Friday, 4 September 2009

The Battle for the Soul of Jesse Eisenberg

I recently watched Adventureland (Greg Mottola, 2009), newly released on DVD, an indie romantic comedy that I really enjoyed. It stars Jesse Eisenberg, who is also the lead of two other very good comedy-dramas, Roger Dodger (Dylan Kidd, 2002) and The Squid and the Whale (Noah Baumbach, 2005). These three films have a great deal in common, especially in terms of the characters that Eisenberg plays. In all three, Eisenberg is positioned between different concepts of masculinity, especially in relation to women. Eisenberg's characters are all very similar, sensitive young men who want to respect women and find romantic love. They are in many ways post-feminist young men who want to join in rejecting traditional masculinity. However, in each film, there is an older male character who tempts the character into rejecting their sensitivity and embracing their "natural" sexual urges. Of course, these natural urges involve viewing sexuality in a physical rather than idealist light.

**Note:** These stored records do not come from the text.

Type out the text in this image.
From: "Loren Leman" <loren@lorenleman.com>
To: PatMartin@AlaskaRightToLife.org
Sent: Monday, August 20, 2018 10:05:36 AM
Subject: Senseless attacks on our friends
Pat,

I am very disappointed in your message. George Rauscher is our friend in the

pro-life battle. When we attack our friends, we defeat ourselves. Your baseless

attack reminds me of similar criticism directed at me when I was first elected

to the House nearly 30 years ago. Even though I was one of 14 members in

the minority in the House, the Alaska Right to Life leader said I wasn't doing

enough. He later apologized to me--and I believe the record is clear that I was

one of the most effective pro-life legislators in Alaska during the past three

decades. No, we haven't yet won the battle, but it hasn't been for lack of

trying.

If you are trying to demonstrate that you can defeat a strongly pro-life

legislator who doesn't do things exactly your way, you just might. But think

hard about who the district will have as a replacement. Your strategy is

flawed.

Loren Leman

This biological argument gets expressed in the great opening scene of Roger Dodger, with Roger's opening line: "What's happening right now is important only in the context of our continuing evolution as a species." Roger (played by Campbell Scott) explains to his colleagues that man is only useful as long as he has a utility to women. Once that function ceases, which he believes is coming in the future with technology that will allow procreation without men, the result will not be "equality" but rather "natural selection"; the role of the male gender will thus become first servitude and then elimination. It is a dazzling speech and performance, as indicated within the film by the applause he is given by his colleagues after he concludes, and sets up Roger as a seducer, not only or even primarily of women but of his young nephew (played by Eisenberg). It clearly sets up the character's hatred of women as being intimately linked to his vulnerability. But this vulnerability is actually not biological in any way. It is primarily social and cultural, a result of Roger's own difficult relationship with his father. This scene sets the stage for the drama not only of Roger Dodger but of the later films as well. Both the father in The Squid and the Whale (played by Jeff Daniels) and the carnival maintenance worker in Adventureland (played by Ryan Reynolds) make similar arguments about sexuality being something that is a physical need in order to justify their own behaviour, and Eisenberg in each case is lured into rejecting his former values and following this path. By the end of each of these films, however, the character comes to a better understanding of the jaded and rather pathetic nature of these characters (only in Roger Dodger does this character also come to some self-realization) and rejects them.

Adventureland is especially interesting because Eisenberg's character is now older (post-graduate) and in many ways the battle is not as difficult. He easily rejects Connell for the loser that he is, and even forgives his girlfriend for cheating on him. This is why I think the most interesting character in the film is actually Em (played by Kristen Stewart), who is also torn between two different types of masculinity and has difficulty rejecting the older form. Again, this is less biological than social, given the difficulty she has in her own family situation. Still, although it is about slightly older characters, Adventureland still has a youthful idealism and concludes on a beautiful shot just before Eisenberg enters into the world of sexuality. What will be interesting will be if Eisenberg continues to get cast as similar characters as he gets older. Because in many ways the battle he will face going forward will be much more internal, an attempt to maintain a certain idealism in the face of social reality.